AFP : LA LIGNE CLAIRE ET LE TRAIT OBSCUR
C’est un mauvais procès qu’une frange de l’Alliance des forces de progrès (Afp) est en train de faire à son secrétaire général, Moustapha Niasse. Il lui est reproché de vouloir «tuer» son parti, de tenir la bride au coursier progressiste pour l’empêcher d’aller à l’assaut du pouvoir en 2017, d’étouffer toute ambition dans sa famille politique pour plaire à ses alliés de l’Alliance pour la République (Apr). Les mots sont grossis, les traits forcés pour critiquer une démarche politique cohérente et intelligente.

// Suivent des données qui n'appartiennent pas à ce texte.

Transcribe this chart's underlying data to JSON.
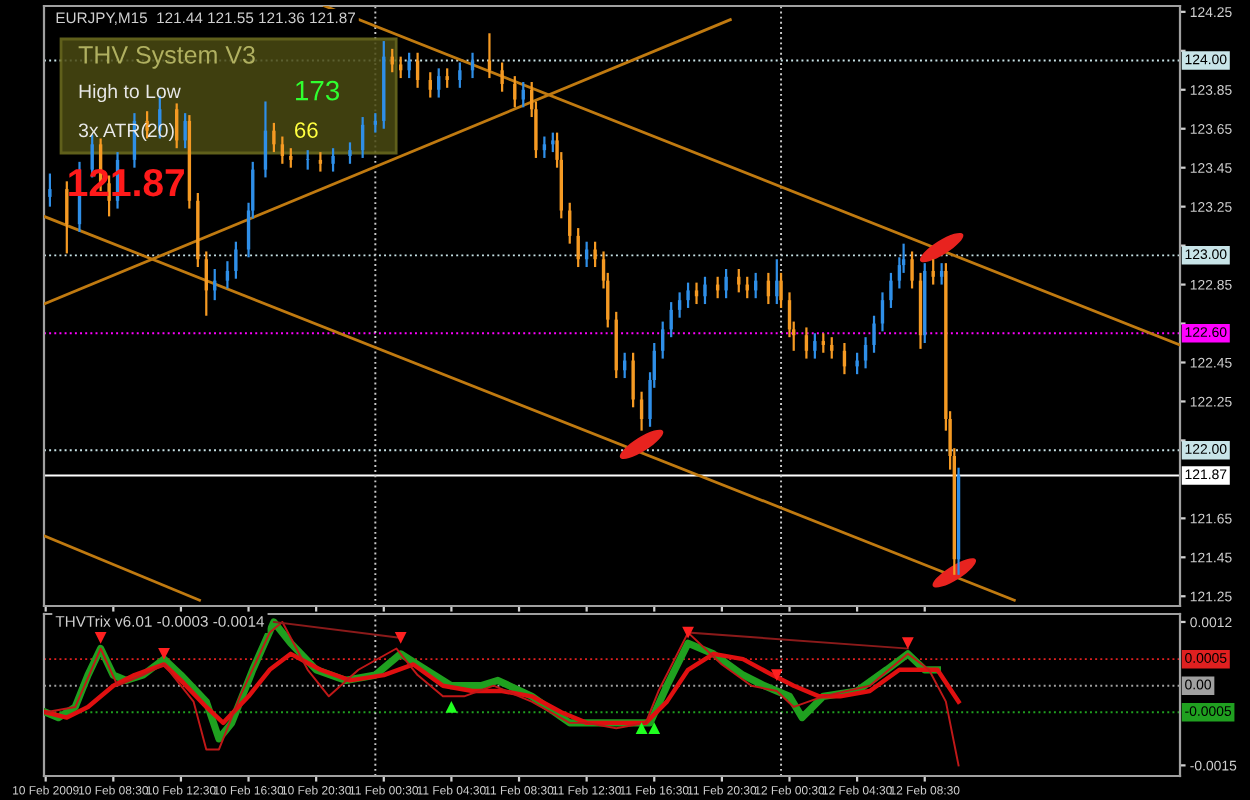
{
  "chart_data": [
    {
      "type": "candlestick",
      "title": "EURJPY,M15  121.44 121.55 121.36 121.87",
      "colors": [
        "#2f8fe8",
        "#f59a23",
        "#2f8fe8",
        "#2f8fe8",
        "#f59a23",
        "#f59a23",
        "#2f8fe8",
        "#2f8fe8",
        "#f59a23",
        "#2f8fe8",
        "#f59a23",
        "#2f8fe8",
        "#f59a23",
        "#f59a23",
        "#f59a23",
        "#2f8fe8",
        "#2f8fe8",
        "#2f8fe8",
        "#2f8fe8",
        "#2f8fe8",
        "#2f8fe8",
        "#f59a23",
        "#f59a23",
        "#f59a23",
        "#2f8fe8",
        "#f59a23",
        "#2f8fe8",
        "#2f8fe8",
        "#2f8fe8",
        "#2f8fe8",
        "#2f8fe8",
        "#f59a23",
        "#f59a23",
        "#2f8fe8",
        "#f59a23",
        "#f59a23",
        "#2f8fe8",
        "#f59a23",
        "#2f8fe8",
        "#2f8fe8",
        "#f59a23",
        "#f59a23",
        "#f59a23",
        "#2f8fe8",
        "#f59a23",
        "#f59a23",
        "#2f8fe8",
        "#2f8fe8",
        "#f59a23",
        "#f59a23",
        "#f59a23",
        "#f59a23",
        "#2f8fe8",
        "#f59a23",
        "#f59a23",
        "#f59a23",
        "#f59a23",
        "#2f8fe8",
        "#f59a23",
        "#f59a23",
        "#2f8fe8",
        "#2f8fe8",
        "#2f8fe8",
        "#2f8fe8",
        "#2f8fe8",
        "#2f8fe8",
        "#f59a23",
        "#2f8fe8",
        "#f59a23",
        "#2f8fe8",
        "#f59a23",
        "#f59a23",
        "#2f8fe8",
        "#f59a23",
        "#2f8fe8",
        "#f59a23",
        "#f59a23",
        "#f59a23",
        "#f59a23",
        "#2f8fe8",
        "#f59a23",
        "#f59a23",
        "#f59a23",
        "#2f8fe8",
        "#2f8fe8",
        "#2f8fe8",
        "#2f8fe8",
        "#2f8fe8",
        "#2f8fe8",
        "#2f8fe8",
        "#f59a23",
        "#f59a23",
        "#2f8fe8",
        "#f59a23",
        "#2f8fe8",
        "#f59a23",
        "#f59a23",
        "#f59a23",
        "#2f8fe8"
      ],
      "x": [
        "2009-02-10T04:45",
        "2009-02-10T05:45",
        "2009-02-10T06:30",
        "2009-02-10T07:15",
        "2009-02-10T07:45",
        "2009-02-10T08:15",
        "2009-02-10T08:45",
        "2009-02-10T09:45",
        "2009-02-10T10:30",
        "2009-02-10T11:15",
        "2009-02-10T12:15",
        "2009-02-10T12:45",
        "2009-02-10T13:00",
        "2009-02-10T13:30",
        "2009-02-10T14:00",
        "2009-02-10T14:30",
        "2009-02-10T15:15",
        "2009-02-10T15:45",
        "2009-02-10T16:30",
        "2009-02-10T16:45",
        "2009-02-10T17:30",
        "2009-02-10T18:00",
        "2009-02-10T18:30",
        "2009-02-10T19:00",
        "2009-02-10T20:00",
        "2009-02-10T20:45",
        "2009-02-10T21:30",
        "2009-02-10T22:30",
        "2009-02-10T23:15",
        "2009-02-11T00:00",
        "2009-02-11T00:30",
        "2009-02-11T01:00",
        "2009-02-11T01:30",
        "2009-02-11T02:00",
        "2009-02-11T02:30",
        "2009-02-11T03:15",
        "2009-02-11T03:45",
        "2009-02-11T04:15",
        "2009-02-11T05:00",
        "2009-02-11T05:45",
        "2009-02-11T06:45",
        "2009-02-11T07:30",
        "2009-02-11T08:15",
        "2009-02-11T08:45",
        "2009-02-11T09:15",
        "2009-02-11T09:30",
        "2009-02-11T10:00",
        "2009-02-11T10:30",
        "2009-02-11T10:45",
        "2009-02-11T11:00",
        "2009-02-11T11:30",
        "2009-02-11T12:00",
        "2009-02-11T12:30",
        "2009-02-11T13:00",
        "2009-02-11T13:30",
        "2009-02-11T13:45",
        "2009-02-11T14:15",
        "2009-02-11T14:45",
        "2009-02-11T15:15",
        "2009-02-11T15:45",
        "2009-02-11T16:15",
        "2009-02-11T16:30",
        "2009-02-11T17:00",
        "2009-02-11T17:30",
        "2009-02-11T18:00",
        "2009-02-11T18:30",
        "2009-02-11T19:00",
        "2009-02-11T19:30",
        "2009-02-11T20:15",
        "2009-02-11T20:45",
        "2009-02-11T21:30",
        "2009-02-11T22:00",
        "2009-02-11T22:30",
        "2009-02-11T23:15",
        "2009-02-11T23:45",
        "2009-02-12T00:00",
        "2009-02-12T00:30",
        "2009-02-12T00:45",
        "2009-02-12T01:30",
        "2009-02-12T02:00",
        "2009-02-12T02:30",
        "2009-02-12T03:00",
        "2009-02-12T03:45",
        "2009-02-12T04:30",
        "2009-02-12T05:00",
        "2009-02-12T05:30",
        "2009-02-12T06:00",
        "2009-02-12T06:30",
        "2009-02-12T07:00",
        "2009-02-12T07:15",
        "2009-02-12T07:45",
        "2009-02-12T08:15",
        "2009-02-12T08:30",
        "2009-02-12T09:00",
        "2009-02-12T09:30",
        "2009-02-12T09:45",
        "2009-02-12T10:00",
        "2009-02-12T10:15",
        "2009-02-12T10:30"
      ],
      "ohlc": [
        [
          123.3,
          123.42,
          123.25,
          123.34
        ],
        [
          123.34,
          123.38,
          123.01,
          123.16
        ],
        [
          123.16,
          123.48,
          123.12,
          123.44
        ],
        [
          123.44,
          123.62,
          123.4,
          123.57
        ],
        [
          123.57,
          123.6,
          123.33,
          123.37
        ],
        [
          123.37,
          123.41,
          123.2,
          123.28
        ],
        [
          123.28,
          123.53,
          123.24,
          123.49
        ],
        [
          123.49,
          123.73,
          123.45,
          123.69
        ],
        [
          123.69,
          123.74,
          123.6,
          123.64
        ],
        [
          123.64,
          123.82,
          123.6,
          123.75
        ],
        [
          123.75,
          123.78,
          123.55,
          123.59
        ],
        [
          123.59,
          123.73,
          123.55,
          123.69
        ],
        [
          123.69,
          123.72,
          123.24,
          123.28
        ],
        [
          123.28,
          123.32,
          122.94,
          122.98
        ],
        [
          122.98,
          123.02,
          122.69,
          122.82
        ],
        [
          122.82,
          122.93,
          122.77,
          122.87
        ],
        [
          122.87,
          122.97,
          122.83,
          122.92
        ],
        [
          122.92,
          123.07,
          122.88,
          123.03
        ],
        [
          123.03,
          123.27,
          122.99,
          123.23
        ],
        [
          123.23,
          123.48,
          123.19,
          123.44
        ],
        [
          123.44,
          123.79,
          123.4,
          123.64
        ],
        [
          123.64,
          123.68,
          123.53,
          123.57
        ],
        [
          123.57,
          123.61,
          123.47,
          123.51
        ],
        [
          123.51,
          123.55,
          123.45,
          123.49
        ],
        [
          123.49,
          123.54,
          123.44,
          123.49
        ],
        [
          123.49,
          123.53,
          123.43,
          123.47
        ],
        [
          123.47,
          123.55,
          123.43,
          123.51
        ],
        [
          123.51,
          123.58,
          123.47,
          123.54
        ],
        [
          123.54,
          123.71,
          123.5,
          123.67
        ],
        [
          123.67,
          123.73,
          123.63,
          123.69
        ],
        [
          123.69,
          124.1,
          123.65,
          124.02
        ],
        [
          124.02,
          124.06,
          123.94,
          123.98
        ],
        [
          123.98,
          124.02,
          123.91,
          123.95
        ],
        [
          123.95,
          124.04,
          123.91,
          124.0
        ],
        [
          124.0,
          124.04,
          123.86,
          123.9
        ],
        [
          123.9,
          123.94,
          123.81,
          123.85
        ],
        [
          123.85,
          123.96,
          123.81,
          123.92
        ],
        [
          123.92,
          123.96,
          123.86,
          123.9
        ],
        [
          123.9,
          123.99,
          123.86,
          123.95
        ],
        [
          123.95,
          124.04,
          123.91,
          124.0
        ],
        [
          124.0,
          124.14,
          123.91,
          123.95
        ],
        [
          123.95,
          123.99,
          123.84,
          123.88
        ],
        [
          123.88,
          123.92,
          123.76,
          123.8
        ],
        [
          123.8,
          123.89,
          123.76,
          123.85
        ],
        [
          123.85,
          123.89,
          123.71,
          123.75
        ],
        [
          123.75,
          123.79,
          123.5,
          123.54
        ],
        [
          123.54,
          123.61,
          123.5,
          123.57
        ],
        [
          123.57,
          123.63,
          123.53,
          123.59
        ],
        [
          123.59,
          123.63,
          123.45,
          123.49
        ],
        [
          123.49,
          123.53,
          123.19,
          123.23
        ],
        [
          123.23,
          123.27,
          123.06,
          123.1
        ],
        [
          123.1,
          123.14,
          122.94,
          122.98
        ],
        [
          122.98,
          123.07,
          122.94,
          123.03
        ],
        [
          123.03,
          123.07,
          122.94,
          122.98
        ],
        [
          122.98,
          123.02,
          122.83,
          122.87
        ],
        [
          122.87,
          122.91,
          122.63,
          122.67
        ],
        [
          122.67,
          122.71,
          122.37,
          122.41
        ],
        [
          122.41,
          122.5,
          122.37,
          122.46
        ],
        [
          122.46,
          122.5,
          122.22,
          122.26
        ],
        [
          122.26,
          122.3,
          122.1,
          122.16
        ],
        [
          122.16,
          122.4,
          122.12,
          122.36
        ],
        [
          122.36,
          122.55,
          122.32,
          122.51
        ],
        [
          122.51,
          122.66,
          122.47,
          122.62
        ],
        [
          122.62,
          122.76,
          122.58,
          122.72
        ],
        [
          122.72,
          122.81,
          122.68,
          122.77
        ],
        [
          122.77,
          122.86,
          122.73,
          122.82
        ],
        [
          122.82,
          122.86,
          122.75,
          122.79
        ],
        [
          122.79,
          122.89,
          122.75,
          122.85
        ],
        [
          122.85,
          122.89,
          122.78,
          122.82
        ],
        [
          122.82,
          122.93,
          122.78,
          122.89
        ],
        [
          122.89,
          122.93,
          122.81,
          122.85
        ],
        [
          122.85,
          122.89,
          122.78,
          122.82
        ],
        [
          122.82,
          122.91,
          122.78,
          122.87
        ],
        [
          122.87,
          122.91,
          122.75,
          122.79
        ],
        [
          122.79,
          122.98,
          122.75,
          122.87
        ],
        [
          122.87,
          122.91,
          122.73,
          122.77
        ],
        [
          122.77,
          122.81,
          122.58,
          122.62
        ],
        [
          122.62,
          122.66,
          122.51,
          122.59
        ],
        [
          122.59,
          122.63,
          122.47,
          122.51
        ],
        [
          122.51,
          122.6,
          122.47,
          122.56
        ],
        [
          122.56,
          122.6,
          122.5,
          122.54
        ],
        [
          122.54,
          122.58,
          122.47,
          122.51
        ],
        [
          122.51,
          122.55,
          122.39,
          122.43
        ],
        [
          122.43,
          122.5,
          122.39,
          122.46
        ],
        [
          122.46,
          122.58,
          122.42,
          122.54
        ],
        [
          122.54,
          122.69,
          122.5,
          122.65
        ],
        [
          122.65,
          122.81,
          122.61,
          122.77
        ],
        [
          122.77,
          122.91,
          122.73,
          122.87
        ],
        [
          122.87,
          122.99,
          122.83,
          122.95
        ],
        [
          122.95,
          123.06,
          122.91,
          122.98
        ],
        [
          122.98,
          123.02,
          122.83,
          122.87
        ],
        [
          122.87,
          122.91,
          122.52,
          122.59
        ],
        [
          122.59,
          122.96,
          122.55,
          122.92
        ],
        [
          122.92,
          122.98,
          122.85,
          122.89
        ],
        [
          122.89,
          122.96,
          122.85,
          122.92
        ],
        [
          122.92,
          122.96,
          122.1,
          122.16
        ],
        [
          122.16,
          122.2,
          121.9,
          121.97
        ],
        [
          121.97,
          122.01,
          121.36,
          121.44
        ],
        [
          121.44,
          121.91,
          121.36,
          121.87
        ]
      ],
      "series": [
        {
          "type": "line",
          "color": "#c07a10",
          "x": [
            "2009-02-10T21:00",
            "2009-02-12T23:36"
          ],
          "values": [
            124.28,
            122.54
          ]
        },
        {
          "type": "line",
          "color": "#c07a10",
          "x": [
            "2009-02-10T04:24",
            "2009-02-12T13:48"
          ],
          "values": [
            123.2,
            121.23
          ]
        },
        {
          "type": "line",
          "color": "#c07a10",
          "x": [
            "2009-02-10T04:24",
            "2009-02-11T21:00"
          ],
          "values": [
            122.75,
            124.21
          ]
        },
        {
          "type": "line",
          "color": "#c07a10",
          "x": [
            "2009-02-10T04:24",
            "2009-02-10T13:36"
          ],
          "values": [
            121.56,
            121.23
          ]
        },
        {
          "type": "scatter",
          "color": "#e8231f",
          "x": [
            "2009-02-11T15:45",
            "2009-02-12T09:30",
            "2009-02-12T10:15"
          ],
          "values": [
            122.03,
            123.04,
            121.37
          ]
        }
      ],
      "xlim": [
        "2009-02-10T04:24",
        "2009-02-12T23:36"
      ],
      "ylim": [
        121.2,
        124.28
      ],
      "yticks": [
        121.25,
        121.45,
        121.65,
        {
          "value": 122.05,
          "label": null
        },
        122.25,
        122.45,
        {
          "value": 122.65,
          "label": null
        },
        122.85,
        {
          "value": 123.05,
          "label": null
        },
        123.25,
        123.45,
        123.65,
        123.85,
        {
          "value": 124.05,
          "label": null
        },
        124.25
      ],
      "xticks": [
        {
          "value": "2009-02-10T04:30",
          "label": null
        },
        {
          "value": "2009-02-10T08:30",
          "label": null
        },
        {
          "value": "2009-02-10T12:30",
          "label": null
        },
        {
          "value": "2009-02-10T16:30",
          "label": null
        },
        {
          "value": "2009-02-10T20:30",
          "label": null
        },
        {
          "value": "2009-02-11T00:30",
          "label": null
        },
        {
          "value": "2009-02-11T04:30",
          "label": null
        },
        {
          "value": "2009-02-11T08:30",
          "label": null
        },
        {
          "value": "2009-02-11T12:30",
          "label": null
        },
        {
          "value": "2009-02-11T16:30",
          "label": null
        },
        {
          "value": "2009-02-11T20:30",
          "label": null
        },
        {
          "value": "2009-02-12T00:30",
          "label": null
        },
        {
          "value": "2009-02-12T04:30",
          "label": null
        },
        {
          "value": "2009-02-12T08:30",
          "label": null
        }
      ],
      "tick_labels": "y",
      "ref_lines": [
        {
          "axis": "y",
          "value": 124.0,
          "label": "124.00",
          "color": "#c8e4e8",
          "line_style": "dotted"
        },
        {
          "axis": "y",
          "value": 123.0,
          "label": "123.00",
          "color": "#c8e4e8",
          "line_style": "dotted"
        },
        {
          "axis": "y",
          "value": 122.6,
          "label": "122.60",
          "color": "#ff00ff",
          "line_style": "dotted"
        },
        {
          "axis": "y",
          "value": 122.0,
          "label": "122.00",
          "color": "#c8e4e8",
          "line_style": "dotted"
        },
        {
          "axis": "y",
          "value": 121.87,
          "label": "121.87",
          "color": "#ffffff",
          "line_style": "solid"
        },
        {
          "axis": "x",
          "value": "2009-02-11T00:00",
          "color": "#c8c8c8",
          "line_style": "dotted"
        },
        {
          "axis": "x",
          "value": "2009-02-12T00:00",
          "color": "#c8c8c8",
          "line_style": "dotted"
        }
      ],
      "annotations": [
        "THV System V3",
        "High to Low",
        "173",
        "3x ATR(20)",
        "66",
        "121.87"
      ],
      "grid": false,
      "legend": false
    },
    {
      "type": "line",
      "title": "THVTrix v6.01 -0.0003 -0.0014",
      "series": [
        {
          "color": "#1fa01f",
          "x": [
            "2009-02-10T04:30",
            "2009-02-10T05:15",
            "2009-02-10T06:15",
            "2009-02-10T07:00",
            "2009-02-10T07:45",
            "2009-02-10T08:30",
            "2009-02-10T09:15",
            "2009-02-10T10:15",
            "2009-02-10T11:30",
            "2009-02-10T12:30",
            "2009-02-10T14:00",
            "2009-02-10T14:45",
            "2009-02-10T15:30",
            "2009-02-10T16:45",
            "2009-02-10T18:00",
            "2009-02-10T19:00",
            "2009-02-10T20:30",
            "2009-02-10T22:15",
            "2009-02-11T00:00",
            "2009-02-11T01:30",
            "2009-02-11T02:30",
            "2009-02-11T04:30",
            "2009-02-11T06:15",
            "2009-02-11T07:15",
            "2009-02-11T09:15",
            "2009-02-11T11:30",
            "2009-02-11T13:15",
            "2009-02-11T15:30",
            "2009-02-11T16:15",
            "2009-02-11T17:15",
            "2009-02-11T18:30",
            "2009-02-11T20:00",
            "2009-02-11T21:45",
            "2009-02-11T23:00",
            "2009-02-12T00:30",
            "2009-02-12T01:15",
            "2009-02-12T02:30",
            "2009-02-12T04:30",
            "2009-02-12T06:15",
            "2009-02-12T07:30",
            "2009-02-12T08:30",
            "2009-02-12T09:15"
          ],
          "values": [
            -0.0005,
            -0.0006,
            -0.0004,
            0.0002,
            0.0007,
            0.0002,
            0.0001,
            0.0002,
            0.0005,
            0.0002,
            -0.0003,
            -0.001,
            -0.0007,
            0.0003,
            0.0012,
            0.0008,
            0.0003,
            0.0001,
            0.0002,
            0.0006,
            0.0004,
            0.0,
            0.0,
            0.0001,
            -0.0002,
            -0.0007,
            -0.0007,
            -0.0007,
            -0.0007,
            0.0,
            0.0008,
            0.0006,
            0.0002,
            0.0,
            -0.0002,
            -0.0006,
            -0.0002,
            -0.0001,
            0.0003,
            0.0006,
            0.0003,
            0.0003
          ]
        },
        {
          "color": "#e01010",
          "x": [
            "2009-02-10T04:30",
            "2009-02-10T05:45",
            "2009-02-10T07:00",
            "2009-02-10T08:30",
            "2009-02-10T09:45",
            "2009-02-10T11:30",
            "2009-02-10T12:30",
            "2009-02-10T14:00",
            "2009-02-10T15:00",
            "2009-02-10T16:30",
            "2009-02-10T17:45",
            "2009-02-10T19:00",
            "2009-02-10T20:45",
            "2009-02-10T22:30",
            "2009-02-11T00:30",
            "2009-02-11T02:15",
            "2009-02-11T04:00",
            "2009-02-11T05:45",
            "2009-02-11T07:30",
            "2009-02-11T09:15",
            "2009-02-11T11:00",
            "2009-02-11T12:30",
            "2009-02-11T14:15",
            "2009-02-11T16:00",
            "2009-02-11T17:15",
            "2009-02-11T18:30",
            "2009-02-11T20:00",
            "2009-02-11T21:45",
            "2009-02-11T23:30",
            "2009-02-12T00:45",
            "2009-02-12T02:15",
            "2009-02-12T03:30",
            "2009-02-12T05:15",
            "2009-02-12T07:00",
            "2009-02-12T08:30",
            "2009-02-12T09:15",
            "2009-02-12T10:30"
          ],
          "values": [
            -0.0005,
            -0.0006,
            -0.0004,
            0.0,
            0.0002,
            0.0004,
            0.0001,
            -0.0004,
            -0.0007,
            -0.0002,
            0.0003,
            0.0006,
            0.0003,
            0.0001,
            0.0002,
            0.0004,
            0.0,
            -0.0001,
            -0.0001,
            -0.0002,
            -0.0005,
            -0.0007,
            -0.0007,
            -0.0007,
            -0.0003,
            0.0003,
            0.0006,
            0.0005,
            0.0002,
            0.0,
            -0.0002,
            -0.0002,
            -0.0001,
            0.0003,
            0.0003,
            0.0003,
            -0.0003
          ]
        },
        {
          "color": "#c01818",
          "x": [
            "2009-02-10T04:30",
            "2009-02-10T06:15",
            "2009-02-10T07:45",
            "2009-02-10T08:45",
            "2009-02-10T10:15",
            "2009-02-10T11:30",
            "2009-02-10T13:15",
            "2009-02-10T14:00",
            "2009-02-10T14:45",
            "2009-02-10T16:00",
            "2009-02-10T17:45",
            "2009-02-10T18:30",
            "2009-02-10T20:00",
            "2009-02-10T21:15",
            "2009-02-10T23:00",
            "2009-02-11T01:15",
            "2009-02-11T02:30",
            "2009-02-11T04:00",
            "2009-02-11T05:15",
            "2009-02-11T07:00",
            "2009-02-11T09:15",
            "2009-02-11T11:30",
            "2009-02-11T12:30",
            "2009-02-11T14:15",
            "2009-02-11T16:00",
            "2009-02-11T16:45",
            "2009-02-11T18:30",
            "2009-02-11T20:30",
            "2009-02-11T22:15",
            "2009-02-11T23:45",
            "2009-02-12T00:45",
            "2009-02-12T02:30",
            "2009-02-12T05:15",
            "2009-02-12T07:30",
            "2009-02-12T08:45",
            "2009-02-12T09:45",
            "2009-02-12T10:30"
          ],
          "values": [
            -0.0005,
            -0.0004,
            0.0007,
            0.0,
            0.0002,
            0.0004,
            -0.0003,
            -0.0012,
            -0.0012,
            -0.0002,
            0.001,
            0.0012,
            0.0003,
            -0.0002,
            0.0003,
            0.0007,
            0.0002,
            -0.0002,
            -0.0002,
            0.0,
            -0.0003,
            -0.0007,
            -0.0007,
            -0.0008,
            -0.0007,
            -0.0001,
            0.001,
            0.0004,
            0.0,
            -0.0001,
            -0.0004,
            -0.0002,
            0.0,
            0.0006,
            0.0003,
            -0.0003,
            -0.0015
          ]
        },
        {
          "color": "#8b1a1a",
          "x": [
            "2009-02-10T18:00",
            "2009-02-11T01:30"
          ],
          "values": [
            0.0012,
            0.0009
          ]
        },
        {
          "color": "#8b1a1a",
          "x": [
            "2009-02-11T18:30",
            "2009-02-12T07:30"
          ],
          "values": [
            0.001,
            0.0007
          ]
        },
        {
          "type": "scatter",
          "marker": "triangle",
          "color": "#ff2020",
          "x": [
            "2009-02-10T07:45",
            "2009-02-10T11:30",
            "2009-02-11T01:30",
            "2009-02-11T18:30",
            "2009-02-11T23:45",
            "2009-02-12T07:30"
          ],
          "values": [
            0.0009,
            0.0006,
            0.0009,
            0.001,
            0.0002,
            0.0008
          ]
        },
        {
          "type": "scatter",
          "marker": "triangle",
          "color": "#20ff20",
          "x": [
            "2009-02-11T04:30",
            "2009-02-11T15:45",
            "2009-02-11T16:30"
          ],
          "values": [
            -0.0004,
            -0.0008,
            -0.0008
          ]
        }
      ],
      "xlim": [
        "2009-02-10T04:24",
        "2009-02-12T23:36"
      ],
      "ylim": [
        -0.0017,
        0.00135
      ],
      "yticks": [
        {
          "value": -0.0015,
          "label": "-0.0015"
        },
        {
          "value": 0.0012,
          "label": "0.0012"
        }
      ],
      "xticks": [
        {
          "value": "2009-02-10T04:30",
          "label": "10 Feb 2009"
        },
        {
          "value": "2009-02-10T08:30",
          "label": "10 Feb 08:30"
        },
        {
          "value": "2009-02-10T12:30",
          "label": "10 Feb 12:30"
        },
        {
          "value": "2009-02-10T16:30",
          "label": "10 Feb 16:30"
        },
        {
          "value": "2009-02-10T20:30",
          "label": "10 Feb 20:30"
        },
        {
          "value": "2009-02-11T00:30",
          "label": "11 Feb 00:30"
        },
        {
          "value": "2009-02-11T04:30",
          "label": "11 Feb 04:30"
        },
        {
          "value": "2009-02-11T08:30",
          "label": "11 Feb 08:30"
        },
        {
          "value": "2009-02-11T12:30",
          "label": "11 Feb 12:30"
        },
        {
          "value": "2009-02-11T16:30",
          "label": "11 Feb 16:30"
        },
        {
          "value": "2009-02-11T20:30",
          "label": "11 Feb 20:30"
        },
        {
          "value": "2009-02-12T00:30",
          "label": "12 Feb 00:30"
        },
        {
          "value": "2009-02-12T04:30",
          "label": "12 Feb 04:30"
        },
        {
          "value": "2009-02-12T08:30",
          "label": "12 Feb 08:30"
        }
      ],
      "ref_lines": [
        {
          "axis": "y",
          "value": 0.0005,
          "label": "0.0005",
          "color": "#e02020",
          "line_style": "dotted"
        },
        {
          "axis": "y",
          "value": 0.0,
          "label": "0.00",
          "color": "#a0a0a0",
          "line_style": "dotted"
        },
        {
          "axis": "y",
          "value": -0.0005,
          "label": "-0.0005",
          "color": "#20a020",
          "line_style": "dotted"
        },
        {
          "axis": "x",
          "value": "2009-02-11T00:00",
          "color": "#c8c8c8",
          "line_style": "dotted"
        },
        {
          "axis": "x",
          "value": "2009-02-12T00:00",
          "color": "#c8c8c8",
          "line_style": "dotted"
        }
      ],
      "grid": false,
      "legend": false
    }
  ]
}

Deuxième fournisseur en électeurs à «Bennoo Bokk Yakaar» lors du second tour de la présidentielle de 2012 avec ses 17 %, Moustapha Niasse est un acteur clé du changement opéré le 25 mars 2012. Un investissement qui lui vaut aujourd’hui d’être la deuxième personnalité de l’Etat en tant que président de l’Assemblée nationale.
C’est peu dire donc que le patron de l’Afp est un rouage essentiel dans l’actuel régime. Un compagnon résolu du président Macky Sall dans la voie de l’émergence.
Comment, alors, lui demander de cornaquer une bande de jeunes loups avides de pouvoir pour aller à l’assaut d’une citadelle au sein de laquelle il occupe une des tours les plus réputées, avec une vue imprenable sur l’avenir de ce pays auquel il a tout sacrifié ?
Comment lui demander de se renier, de se dédire, pour badigeonner de taches noires ces mouchoirs blancs qu’il se plaît à agiter, symboles de sa probité morale ? Car contrairement à ce qui se dit et s’écrit, la droiture est bien compatible avec la politique.
C’est lui faire un mauvais procès que de penser et de dire que Niasse est un « homme fini » qui « cherche à enterrer » ses jeunes lieutenants. Il suffit d’interroger son parcours et l’histoire de son parti pour se rendre compte que les privilèges de la politique n’ont jamais suffi à infléchir sa démarche. Il aurait pu sauver Diouf en 2000 et prendre sa revanche sur la direction du Parti socialiste qui l’a poussé à la porte et obligé à créer l’Afp.
Il aurait pu aussi contredire la volonté de changement du peuple en 2012 en plantant un couteau dans le dos de la « révolution citoyenne » qui a eu raison de Wade. Il est, heureusement, allé dans le sens de l’histoire en servant de pilier aux deux alternances sénégalaises.
Comment donc lui reprocher de préférer un poste, fut-il aussi prestigieux que la présidence de l’Assemblée nationale, à l’avenir de son parti ?
Qui plus que lui a contribué à faire de ce parti ce qu’il est devenu ? Le politicien se fait homme d’Etat quand il oublie ce qu’il fut pour épouser la Nation. La grande affaire de Niasse, c’est d’être digne de son destin. Celui d’un leader toujours résolu à épouser la cause du peuple et à combattre les pouvoirs corrompus.
Il aura 77 ans en 2017. Un âge tardif, peut-être, pour courir derrière les honneurs, mais idéal pour partager ses expériences et servir de guide. Le patron de l’Afp a compris que cette période difficile qui succède à la présidence pour le moins difficile de Me Wade, appelle un chef de guerre et un storytelling qui court, non pas sur un jour, comme voudrait l’imposer le tempo médiatique, mais sur la durée.
C’est la ligne claire de son compagnonnage avec le président Macky Sall. Pourquoi donc sortir de nulle part un de ces roulé-boulé dont les politiques ont le secret pour faire face à son allié en 2017 ?
C’est le trait obscur des contempteurs de Niasse dans son parti : brûler ce qu’on a adoré, briser les idoles qu’on a célébré. Au risque de perdre le combat de la confiance et de la crédibilité.